The New Zealand Department of Conservation launched the Kākāpō Recovery Programme in 1995, though intensive conservation work had begun years earlier. The strategy involved moving all surviving kākāpō to predator-free islands — Codfish Island (Whenua Hou), Anchor Island, and Little Barrier Island (Hauturu) — where stoats, rats, and cats could be controlled or eliminated.

Female birds were eventually found — on Fiordland's remote Sinbad Gully, later on Stewart Island. Genetic diversity, which had been severely depleted, was carefully managed. Every single bird received an individual name, a transponder, a file. Every breeding attempt was monitored, often manually assisted. Chicks that failed to thrive were supplementary fed. Genetic parentage was tracked.

It is one of the most intensive species recovery programmes ever conducted. And it has worked — slowly, painstakingly, year by year.

From 18 known individuals in 1977, the population reached 50 by 2005. By 2019, it had climbed to 147 — the highest recorded since the programme began. The 2022 breeding season produced 57 fledged chicks, pushing the population to over 200. Today there are **237 kākāpō**.

**Why 2026 Is Special: The Rimu Connection**

Kākāpō don't breed every year. Breeding is triggered by food abundance — specifically, by the mass fruiting of the rimu tree (*Dacrydium cupressinum*), a native New Zealand conifer. Rimu trees fruit heavily only every two to five years, and kākāpō have evolved to synchronise their breeding with these mast events.

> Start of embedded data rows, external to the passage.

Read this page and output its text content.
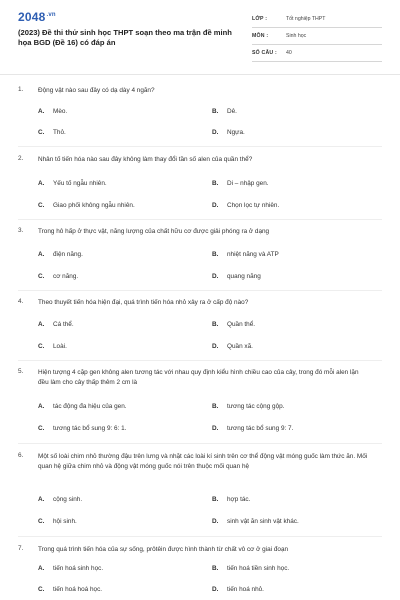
$2048^{.vn}$
(2023) Đề thi thử sinh học THPT soạn theo ma trận đề minh họa BGD (Đề 16) có đáp án
LỚP :	Tốt nghiệp THPT
MÔN :	Sinh học
SỐ CÂU : 40
1.	Động vật nào sau đây có dạ dày 4 ngăn?
A. Mèo.	B. Dê.
C. Thỏ.	D. Ngựa.
2.	Nhân tố tiến hóa nào sau đây không làm thay đổi tần số alen của quần thể?
A. Yếu tố ngẫu nhiên.	B. Di – nhập gen.
C. Giao phối không ngẫu nhiên.	D. Chọn lọc tự nhiên.
3.	Trong hô hấp ở thực vật, năng lượng của chất hữu cơ được giải phóng ra ở dạng
A. điện năng.	B. nhiệt năng và ATP
C. cơ năng.	D. quang năng
4.	Theo thuyết tiến hóa hiện đại, quá trình tiến hóa nhỏ xảy ra ở cấp độ nào?
A. Cá thể.	B. Quần thể.
C. Loài.	D. Quần xã.
5.	Hiện tượng 4 cặp gen không alen tương tác với nhau quy định kiểu hình chiều cao của cây, trong đó mỗi alen lặn đều làm cho cây thấp thêm 2 cm là
A. tác động đa hiệu của gen.	B. tương tác cộng gộp.
C. tương tác bổ sung 9: 6: 1.	D. tương tác bổ sung 9: 7.
6.	Một số loài chim nhỏ thường đậu trên lưng và nhặt các loài kí sinh trên cơ thể động vật móng guốc làm thức ăn. Mối quan hệ giữa chim nhỏ và động vật móng guốc nói trên thuộc mối quan hệ
A. cộng sinh.	B. hợp tác.
C. hội sinh.	D. sinh vật ăn sinh vật khác.
7.	Trong quá trình tiến hóa của sự sống, prôtêin được hình thành từ chất vô cơ ở giai đoạn
A. tiến hoá sinh học.	B. tiến hoá tiền sinh học.
C. tiến hoá hoá học.	D. tiến hoá nhỏ.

In 2025, rangers monitoring the breeding islands observed exceptionally high rimu fruit loads — approximately 50–60% of rimu trees across the breeding islands were producing fruit. That is an extraordinary abundance.

Female kākāpō, sensing the abundance, began eating heavily in December 2025. Mating activity — the males' booming and bowl-building behaviour — began the same month. The females are now, in March 2026, in the process of laying eggs.

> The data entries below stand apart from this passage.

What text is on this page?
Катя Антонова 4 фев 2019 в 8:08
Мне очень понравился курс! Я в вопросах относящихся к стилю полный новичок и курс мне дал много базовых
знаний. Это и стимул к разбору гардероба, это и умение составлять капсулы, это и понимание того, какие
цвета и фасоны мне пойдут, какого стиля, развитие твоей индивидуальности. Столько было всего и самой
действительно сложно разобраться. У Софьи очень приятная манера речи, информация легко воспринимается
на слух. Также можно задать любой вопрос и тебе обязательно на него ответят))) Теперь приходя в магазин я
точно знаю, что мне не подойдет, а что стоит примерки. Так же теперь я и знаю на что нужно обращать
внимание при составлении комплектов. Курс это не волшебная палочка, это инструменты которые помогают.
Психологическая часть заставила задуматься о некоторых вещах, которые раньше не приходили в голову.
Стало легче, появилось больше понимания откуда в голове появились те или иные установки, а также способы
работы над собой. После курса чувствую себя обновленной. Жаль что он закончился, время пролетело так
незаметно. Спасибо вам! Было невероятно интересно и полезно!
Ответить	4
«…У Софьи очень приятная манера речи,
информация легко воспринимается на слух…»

Scientists from the University of Auckland and the Department of Conservation project that all 84 breeding-age females could lay eggs this season — something that has never happened before in the programme's recorded history. The team is predicting a potential record number of chicks, with fledglings expected to be independent by September or October 2026.

**The People Behind It**

The Kākāpō Recovery Programme is a remarkable human story as well as a conservation one. Rangers live for extended periods on isolated offshore islands, monitoring individual birds, replacing failed eggs with dummy eggs during genetic pairing, supplementary feeding underweight chicks through the night.

The birds have accumulated fans worldwide. The population is small enough that each individual is known: there's Richard Henry — named after the 19th century conservationist who first moved kākāpō to Fiordland — who at over 50 years old may be the oldest living kākāpō. There's Sirocco, New Zealand's official Spokesbird for Conservation. Each one matters, individually and as part of the population.

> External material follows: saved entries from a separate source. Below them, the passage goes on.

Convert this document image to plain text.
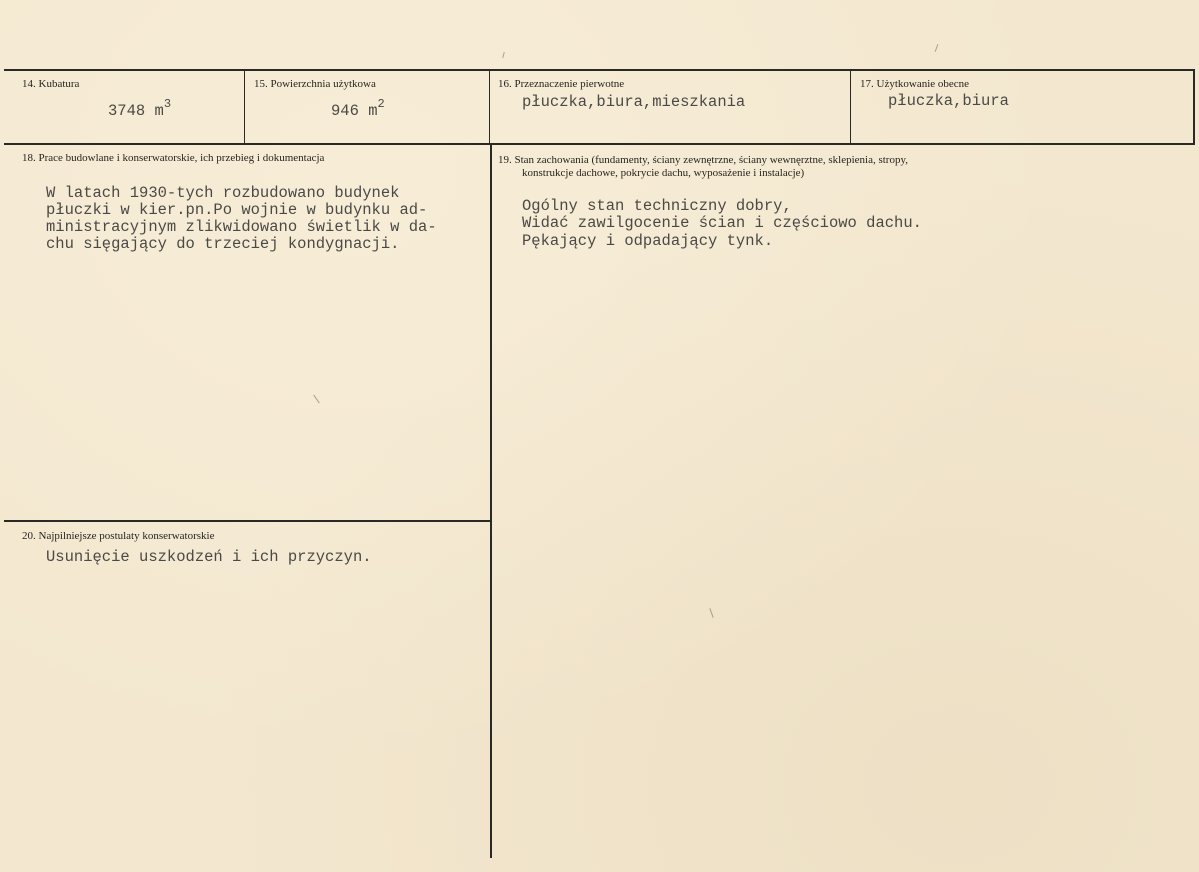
14. Kubatura
3748 $m^3$
15. Powierzchnia użytkowa
946 $m^2$
16. Przeznaczenie pierwotne
płuczka,biura,mieszkania
17. Użytkowanie obecne
płuczka,biura
18. Prace budowlane i konserwatorskie, ich przebieg i dokumentacja
W latach 1930-tych rozbudowano budynek
płuczki w kier.pn.Po wojnie w budynku ad-
ministracyjnym zlikwidowano świetlik w da-
chu sięgający do trzeciej kondygnacji.
19. Stan zachowania (fundamenty, ściany zewnętrzne, ściany wewnęrztne, sklepienia, stropy,
konstrukcje dachowe, pokrycie dachu, wyposażenie i instalacje)
Ogólny stan techniczny dobry,
Widać zawilgocenie ścian i częściowo dachu.
Pękający i odpadający tynk.
20. Najpilniejsze postulaty konserwatorskie
Usunięcie uszkodzeń i ich przyczyn.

That personal investment — from the programme's staff, from tens of thousands of supporters worldwide, from Ngāi Tahu, the Māori iwi with customary connections to the species — has sustained nearly five decades of recovery effort.

**237 and Counting**

The kākāpō is not yet safe. 237 individuals is still an extremely small population. The loss of genetic diversity from the historic bottleneck remains a challenge. The dependence on predator-free islands is a constraint on how large the population can grow.

But 237 is not 18. And after this season, 237 could become something considerably larger.

In the forests of Codfish Island and Anchor Island, 84 fat green parrots are sitting on their nests. Rangers are watching over them through the night. The rimu fruit is on the ground.